Slowly but surely, PPACA is making a big difference. On the Medicare front, it's already kept spending growth at below 4%, when it's been double-digit for decades.
Various hospital executives have told me they have already begun to prepare for less generous reimbursement from Medicare as the new federal health-care-reform law takes effect and there is a greater focus on value. They are therefore trying to become more efficient now. ...The Mount Sinai experience may be instructive. From September 2010 to May 2011, the hospital’s Medicare revenue rose only 2 percent over the previous year -- in part because the number of inpatient cases fell.
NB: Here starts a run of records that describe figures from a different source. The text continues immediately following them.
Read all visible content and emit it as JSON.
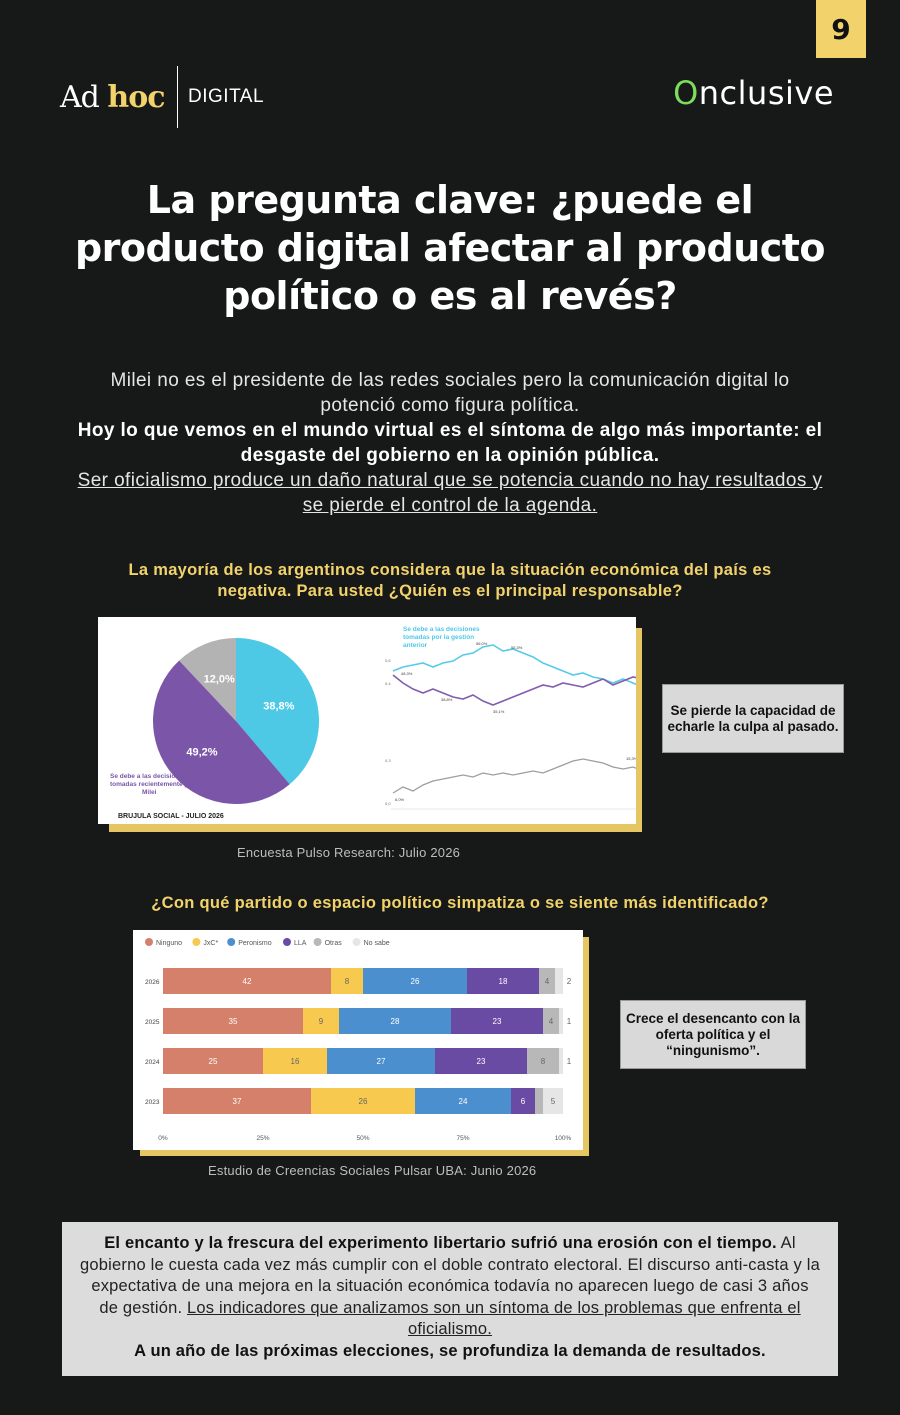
{
  "page": {
    "number": "9"
  },
  "header": {
    "logo_left_ad": "Ad",
    "logo_left_hoc": "hoc",
    "logo_left_digital": "DIGITAL",
    "logo_right": "nclusive",
    "logo_right_o": "O"
  },
  "title": "La pregunta clave: ¿puede el producto digital afectar al producto político o es al revés?",
  "intro": {
    "line1": "Milei no es el presidente de las redes sociales pero la comunicación digital lo potenció como figura política.",
    "bold": "Hoy lo que vemos en el mundo virtual es el síntoma de algo más importante: el desgaste del gobierno en la opinión pública.",
    "underlined": "Ser oficialismo produce un daño natural que se potencia cuando no hay resultados y se pierde el control de la agenda."
  },
  "section1": {
    "question": "La mayoría de los argentinos considera que la situación económica del país es negativa. Para usted ¿Quién es el principal responsable?",
    "callout": "Se pierde la capacidad de echarle la culpa al pasado.",
    "source": "Encuesta Pulso Research: Julio 2026",
    "pie_footer": "BRUJULA SOCIAL - JULIO 2026"
  },
  "section2": {
    "question": "¿Con qué partido o espacio político simpatiza o se siente más identificado?",
    "callout": "Crece el desencanto con la oferta política y el “ningunismo”.",
    "source": "Estudio de Creencias Sociales Pulsar UBA: Junio 2026"
  },
  "conclusion": {
    "bold1": "El encanto y la frescura del experimento libertario sufrió una erosión con el tiempo.",
    "text": " Al gobierno le cuesta cada vez más cumplir con el doble contrato electoral. El discurso anti-casta y la expectativa de una mejora en la situación económica todavía no aparecen luego de casi 3 años de gestión. ",
    "underlined": "Los indicadores que analizamos son un síntoma de los problemas que enfrenta el oficialismo.",
    "bold2": "A un año de las próximas elecciones, se profundiza la demanda de resultados."
  },
  "colors": {
    "accent": "#f2d36b",
    "background": "#171818",
    "pie_cyan": "#4dc9e6",
    "pie_purple": "#7b55a8",
    "pie_gray": "#b3b3b3"
  },
  "chart_data": [
    {
      "type": "pie",
      "title": "",
      "slices": [
        {
          "label": "Se debe a las decisiones tomadas por la gestión anterior",
          "value": 38.8,
          "text": "38,8%",
          "color": "#4dc9e6"
        },
        {
          "label": "Se debe a las decisiones tomadas recientemente por Milei",
          "value": 49.2,
          "text": "49,2%",
          "color": "#7b55a8"
        },
        {
          "label": "",
          "value": 12.0,
          "text": "12,0%",
          "color": "#b3b3b3"
        }
      ]
    },
    {
      "type": "bar",
      "stacked": true,
      "orientation": "horizontal",
      "categories": [
        "2026",
        "2025",
        "2024",
        "2023"
      ],
      "x_ticks": [
        "0%",
        "25%",
        "50%",
        "75%",
        "100%"
      ],
      "xlim": [
        0,
        100
      ],
      "legend_position": "top-left",
      "series": [
        {
          "name": "Ninguno",
          "color": "#d4806b",
          "values": [
            42,
            35,
            25,
            37
          ]
        },
        {
          "name": "JxC*",
          "color": "#f7c94e",
          "values": [
            8,
            9,
            16,
            26
          ]
        },
        {
          "name": "Peronismo",
          "color": "#4b8fcf",
          "values": [
            26,
            28,
            27,
            24
          ]
        },
        {
          "name": "LLA",
          "color": "#6a4ba3",
          "values": [
            18,
            23,
            23,
            6
          ]
        },
        {
          "name": "Otras",
          "color": "#b8b8b8",
          "values": [
            4,
            4,
            8,
            2
          ]
        },
        {
          "name": "No sabe",
          "color": "#e6e6e6",
          "values": [
            2,
            1,
            1,
            5
          ]
        }
      ]
    }
  ]
}
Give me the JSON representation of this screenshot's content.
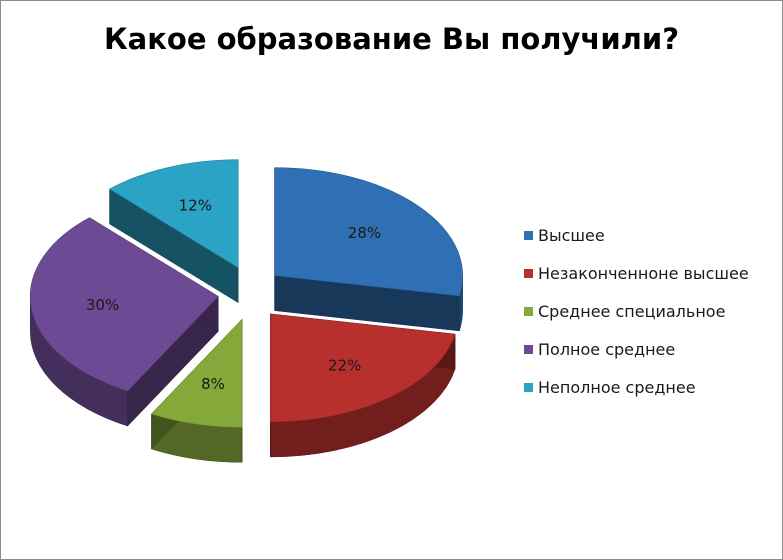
{
  "chart_data": {
    "type": "pie",
    "title": "Какое образование Вы получили?",
    "categories": [
      "Высшее",
      "Незаконченноне высшее",
      "Среднее специальное",
      "Полное среднее",
      "Неполное среднее"
    ],
    "values": [
      28,
      22,
      8,
      30,
      12
    ],
    "data_labels": [
      "28%",
      "22%",
      "8%",
      "30%",
      "12%"
    ],
    "colors": [
      "#2f6fb4",
      "#b8302e",
      "#84a83a",
      "#6d4a94",
      "#2aa3c5"
    ],
    "style": "3d-exploded",
    "legend": "right"
  }
}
Why was that? One important reason was that the number of patients readmitted to the hospital within 30 days of discharge was 5 percent less than what it had been the previous year. Reducing readmissions is one of the objectives of the federal health-care-reform law enacted last year.
Does any of this change the fact that we needed single payer, like, years ago? Of course not. But PPACA is a damn sight better than what was and we can still follow Vermont's lead and work for single payer in our states. We'll go Canuck and do it one region at a time! Whatever it takes. rAmen!